Jennifer Bousselot is nearly giddy about how her daily life as a Colorado State University horticulturist will change sometime in 2022, when rooftop green space in north Denver is finally at her disposal.
Bousselot has helped design some of the most alluring features of CSU’s nearly-finished Spur campus at the National Western Center: rooftop greenhouses; beehives and gardens on the roof to study urban pollinators; irrigation experiments to see what plants need on an arid, scorching rooftop plain; and a stormwater study to see how much torrential rain a roof garden can slow down.
“My favorite thing about green roofs,” Bousselot said, “is being able to bring a little piece of nature into our cities, where most people live.”
But while Bousselot has spent years helping get the concept of green buildings written into Denver law, the enchanting green elements of the CSU Spur campus happened without the help of any ordinance. As a university campus, Spur was exempt from the green building rules Denver passed in 2018.
Denver officials and supporters of the 2018 rules, including Bousselot, who was a technical advisor to the planning committee, point to dozens of buildings with renovations approved under the program. They count at least 65 so far in buildings of at least 25,000 square feet, the minimum at which the rules kick in.
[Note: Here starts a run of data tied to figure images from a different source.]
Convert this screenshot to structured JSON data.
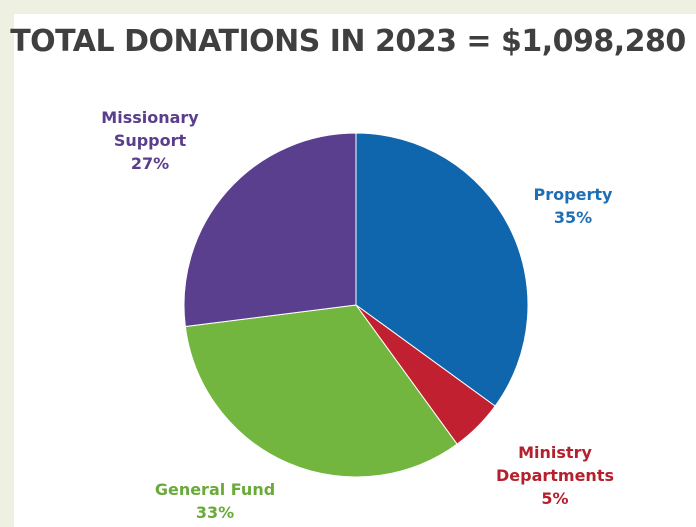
{
  "chart_data": {
    "type": "pie",
    "title": "TOTAL DONATIONS IN 2023 = $1,098,280",
    "slices": [
      {
        "label_lines": [
          "Property"
        ],
        "pct_label": "35%",
        "value": 35,
        "color": "#0f66ad"
      },
      {
        "label_lines": [
          "Ministry",
          "Departments"
        ],
        "pct_label": "5%",
        "value": 5,
        "color": "#c0202f"
      },
      {
        "label_lines": [
          "General Fund"
        ],
        "pct_label": "33%",
        "value": 33,
        "color": "#72b53f"
      },
      {
        "label_lines": [
          "Missionary",
          "Support"
        ],
        "pct_label": "27%",
        "value": 27,
        "color": "#5b3f8f"
      }
    ],
    "label_colors": [
      "#1f6fb5",
      "#b5202e",
      "#6aaa3a",
      "#5a3e8c"
    ]
  }
}
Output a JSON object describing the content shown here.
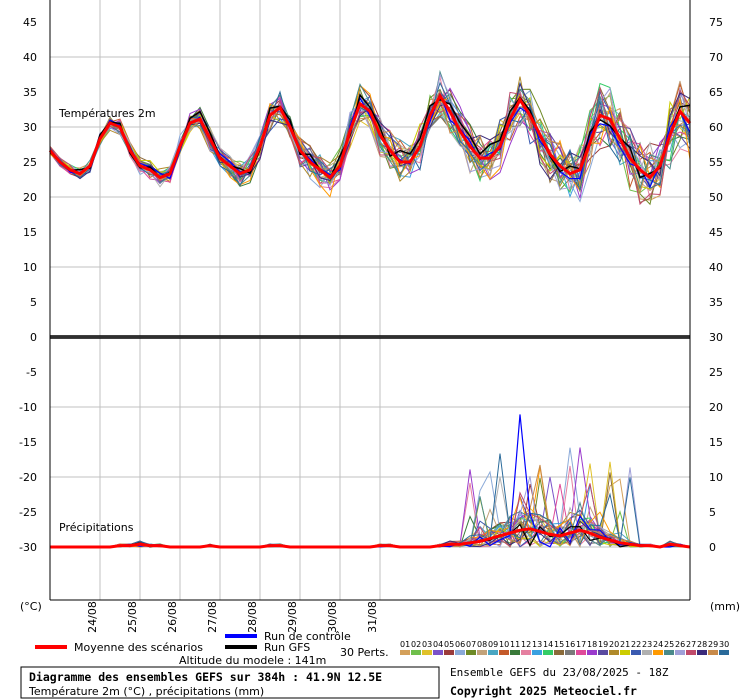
{
  "chart_data": {
    "type": "line",
    "panel_labels": {
      "temp": "Températures 2m",
      "precip": "Précipitations"
    },
    "left_axis": {
      "unit": "(°C)",
      "ticks": [
        45,
        40,
        35,
        30,
        25,
        20,
        15,
        10,
        5,
        0,
        -5,
        -10,
        -15,
        -20,
        -25,
        -30
      ]
    },
    "right_axis": {
      "unit": "(mm)",
      "ticks": [
        75,
        70,
        65,
        60,
        55,
        50,
        45,
        40,
        35,
        30,
        25,
        20,
        15,
        10,
        5,
        0
      ]
    },
    "x_ticks": [
      "24/08",
      "25/08",
      "26/08",
      "27/08",
      "28/08",
      "29/08",
      "30/08",
      "31/08"
    ],
    "temp_ylim": [
      0,
      45
    ],
    "precip_ylim": [
      0,
      30
    ],
    "n_steps": 65,
    "hours_per_step": 6,
    "temp_mean": [
      24,
      22.5,
      21.5,
      21,
      22,
      25.5,
      27.5,
      27,
      24,
      22,
      21.5,
      20.5,
      21,
      24.5,
      27.5,
      28,
      25.5,
      23,
      22,
      21,
      21.5,
      24.5,
      28.5,
      29.5,
      27,
      24,
      22.5,
      21.5,
      20.5,
      22,
      26.5,
      30,
      29,
      26,
      24,
      22.5,
      22.5,
      24.5,
      28.5,
      31,
      29,
      26.5,
      24.5,
      23,
      23,
      24.5,
      28,
      30.5,
      28.5,
      26,
      23.5,
      22,
      21,
      21.5,
      25,
      28.5,
      28,
      25.5,
      23,
      21.5,
      20.5,
      22,
      26,
      29,
      27.5
    ],
    "precip_mean": [
      0,
      0,
      0,
      0,
      0,
      0,
      0,
      0.1,
      0.1,
      0.2,
      0.1,
      0.1,
      0,
      0,
      0,
      0,
      0.1,
      0,
      0,
      0,
      0,
      0,
      0.1,
      0.1,
      0,
      0,
      0,
      0,
      0,
      0,
      0,
      0,
      0,
      0.1,
      0.1,
      0,
      0,
      0,
      0,
      0.1,
      0.2,
      0.2,
      0.3,
      0.4,
      0.6,
      0.8,
      1,
      1.2,
      1.3,
      1.1,
      0.9,
      0.8,
      1,
      1.2,
      1,
      0.7,
      0.5,
      0.3,
      0.2,
      0.1,
      0.1,
      0,
      0.2,
      0.1,
      0
    ],
    "legend": {
      "mean": "Moyenne des scénarios",
      "control": "Run de contrôle",
      "gfs": "Run GFS",
      "perts": "30 Perts.",
      "pert_numbers": [
        "01",
        "02",
        "03",
        "04",
        "05",
        "06",
        "07",
        "08",
        "09",
        "10",
        "11",
        "12",
        "13",
        "14",
        "15",
        "16",
        "17",
        "18",
        "19",
        "20",
        "21",
        "22",
        "23",
        "24",
        "25",
        "26",
        "27",
        "28",
        "29",
        "30"
      ]
    },
    "colors": {
      "mean": "#ff0000",
      "control": "#0000ff",
      "gfs": "#000000",
      "perts": [
        "#d4a05a",
        "#6fbf4b",
        "#e0c22a",
        "#7b52c9",
        "#9b3b3b",
        "#8aa9d8",
        "#6e8a26",
        "#c2a27a",
        "#4aa6c2",
        "#c45a2a",
        "#3a7a3a",
        "#e57fa0",
        "#3aa0e0",
        "#33cc66",
        "#8b6b3a",
        "#7a7a7a",
        "#e04a9a",
        "#9a3acc",
        "#5a4aa0",
        "#b08a2a",
        "#cccc00",
        "#3a5ab0",
        "#b0b0b0",
        "#ff9a00",
        "#4a8a8a",
        "#a0a0d8",
        "#c04a6a",
        "#3a2a7a",
        "#c88a4a",
        "#2a6a9a"
      ]
    },
    "caption": {
      "altitude": "Altitude du modele : 141m",
      "title": "Diagramme des ensembles GEFS sur 384h : 41.9N 12.5E",
      "subtitle": "Température 2m (°C) , précipitations (mm)",
      "run_info": "Ensemble GEFS du 23/08/2025 - 18Z",
      "copyright": "Copyright 2025 Meteociel.fr"
    }
  }
}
“It’s a very good ordinance. I think it definitely has had an impact,” said Grace Rink, executive director of Denver’s Office of Climate Action, Sustainability and Resilience.
While their enthusiasm for the push to green hasn’t waned, supporters acknowledge the green buildings ordinance, originally passed by Denver voters in 2017 as a “green roofs” law, hasn’t turned Denver into the kind of modern Hanging Gardens of Babylon some citizens hoped for. Denver officials rewrote the citizen-passed initiative through 2018 in order to give builders more options to comply. Nearly all the projects counted by the program’s annual report have taken the “energy efficiency” option for compliance, meaning a lot fewer rooftop gardens and a lot more invisible, stodgy solutions, such as triple-pane windows or heat pumps.
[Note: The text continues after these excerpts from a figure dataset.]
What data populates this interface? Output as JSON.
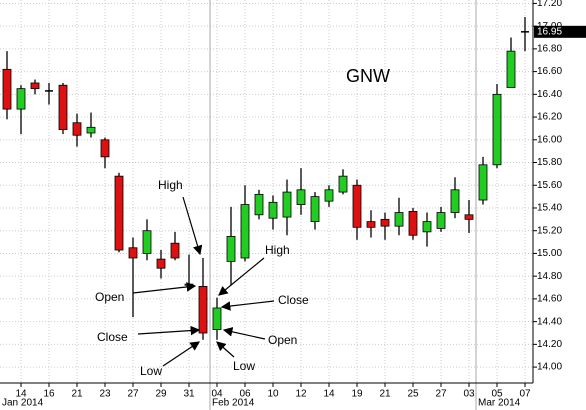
{
  "chart_data": {
    "type": "candlestick",
    "title": "GNW",
    "categories": [
      null,
      "14",
      null,
      "16",
      null,
      "21",
      null,
      "23",
      null,
      "27",
      null,
      "29",
      null,
      "31",
      null,
      "04",
      null,
      "06",
      null,
      "10",
      null,
      "12",
      null,
      "14",
      null,
      "19",
      null,
      "21",
      null,
      "25",
      null,
      "27",
      null,
      "03",
      null,
      "05",
      null,
      "07"
    ],
    "period_labels": [
      "Jan 2014",
      "Feb 2014",
      "Mar 2014"
    ],
    "open": [
      16.62,
      16.27,
      16.5,
      16.43,
      16.48,
      16.15,
      16.06,
      16.0,
      15.68,
      15.05,
      15.0,
      14.95,
      15.09,
      14.72,
      14.71,
      14.33,
      14.93,
      14.96,
      15.34,
      15.31,
      15.32,
      15.43,
      15.28,
      15.46,
      15.54,
      15.6,
      15.28,
      15.3,
      15.24,
      15.37,
      15.19,
      15.22,
      15.36,
      15.34,
      15.47,
      15.78,
      16.46,
      16.95
    ],
    "high": [
      16.78,
      16.48,
      16.53,
      16.5,
      16.5,
      16.23,
      16.24,
      16.02,
      15.71,
      15.14,
      15.3,
      15.03,
      15.19,
      14.99,
      14.96,
      14.61,
      15.41,
      15.6,
      15.56,
      15.51,
      15.65,
      15.75,
      15.54,
      15.6,
      15.74,
      15.65,
      15.38,
      15.36,
      15.49,
      15.4,
      15.36,
      15.41,
      15.67,
      15.47,
      15.85,
      16.49,
      16.9,
      17.08
    ],
    "low": [
      16.18,
      16.05,
      16.4,
      16.31,
      16.05,
      15.94,
      16.02,
      15.75,
      15.01,
      14.44,
      14.94,
      14.78,
      14.94,
      14.71,
      14.24,
      14.24,
      14.72,
      14.93,
      15.3,
      15.21,
      15.16,
      15.34,
      15.21,
      15.41,
      15.52,
      15.12,
      15.14,
      15.12,
      15.16,
      15.12,
      15.06,
      15.19,
      15.31,
      15.18,
      15.43,
      15.75,
      16.46,
      16.78
    ],
    "close": [
      16.27,
      16.45,
      16.45,
      16.43,
      16.09,
      16.04,
      16.11,
      15.85,
      15.03,
      14.96,
      15.2,
      14.87,
      14.96,
      14.73,
      14.3,
      14.52,
      15.15,
      15.43,
      15.52,
      15.45,
      15.54,
      15.56,
      15.5,
      15.56,
      15.68,
      15.23,
      15.23,
      15.24,
      15.36,
      15.16,
      15.28,
      15.36,
      15.56,
      15.3,
      15.78,
      16.4,
      16.78,
      16.95
    ],
    "up_color": "#22cc22",
    "down_color": "#dd1111",
    "flat_color": "#000000",
    "ylim": [
      13.86,
      17.23
    ],
    "yticks": [
      {
        "value": 14,
        "label": "14.00"
      },
      {
        "value": 14.2,
        "label": "14.20"
      },
      {
        "value": 14.4,
        "label": "14.40"
      },
      {
        "value": 14.6,
        "label": "14.60"
      },
      {
        "value": 14.8,
        "label": "14.80"
      },
      {
        "value": 15,
        "label": "15.00"
      },
      {
        "value": 15.2,
        "label": "15.20"
      },
      {
        "value": 15.4,
        "label": "15.40"
      },
      {
        "value": 15.6,
        "label": "15.60"
      },
      {
        "value": 15.8,
        "label": "15.80"
      },
      {
        "value": 16,
        "label": "16.00"
      },
      {
        "value": 16.2,
        "label": "16.20"
      },
      {
        "value": 16.4,
        "label": "16.40"
      },
      {
        "value": 16.6,
        "label": "16.60"
      },
      {
        "value": 16.8,
        "label": "16.80"
      },
      {
        "value": 17,
        "label": "17.00"
      },
      {
        "value": 17.2,
        "label": "17.20"
      }
    ],
    "last_price": 16.95,
    "grid": true,
    "annotations": [
      "High",
      "Open",
      "Close",
      "Low",
      "High",
      "Close",
      "Open",
      "Low"
    ]
  }
}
And a representative for a key builders’ trade group says the green ordinance, when piled on top of COVID-19 adaptation costs and recent inflation, has forced owners to put off altogether any renovations that might trigger regulation.
Even the ordinance’s minimum requirement for a renovated roof — a white, reflective membrane called a “cool roof” — is too expensive for most landlords right now, said Joe Havey, a past president of the Denver Metro Building Owners and Managers Association. Havey now runs an energy efficiency company, and sat on the task force that rewrote the green roof initiative into a broader, workable green buildings law.
Instead of taking on major roof replacements that would lead to a green ordinance review, Havey said, most managers are making simple repairs and patch jobs.
Regular maintenance on a big building’s roof is between $2,000 and $5,000 a year, Havey said, while a full replacement these days is in the hundreds of thousands of dollars. Meanwhile, changing pandemic habits leave building owners wondering where their tenants will come from and how much space they’ll want.
Between patching and replacing, Havey said, “the orders of magnitude difference are astronomical. And so, owners struggle with coming up with that two hundred grand to replace their roof.”
The rewritten green roof ordinance broadened the categories that qualify as green renovation or green new construction. A cool roof is a minimum for many buildings. An additional green energy step is required, and those now range from adding solar panels, to rooftop or plaza green space, to detailed energy efficiency upgrades, to payments into a green building fund in lieu of compliance.
“There’s various ways to meet the energy efficiency requirements, and they all cost money and time and effort and add on to the cost of placing that cool roof,” Havey said. “That’s the impediment.”
Bousselot and Rink, among others, believe the pace of new and renovated buildings getting permits under the ordinance will keep picking up. Planning a large building from ground up can take years, meaning some that got permits after the ordinance would only now be breaking ground, Rink points out.
Besides, Bousselot said, increased efficiency at dozens of large buildings across the city is likely more than building owners would have done on their own, without new rules.
“It takes policies like this to garner societal benefits from private development, and that’s the whole purpose,” Bousselot said. “Because most of the benefits of green roofs are realized at a societal level, when there’s a critical mass of green roofs in an area. You don’t get that voluntarily when it costs money — serious money.”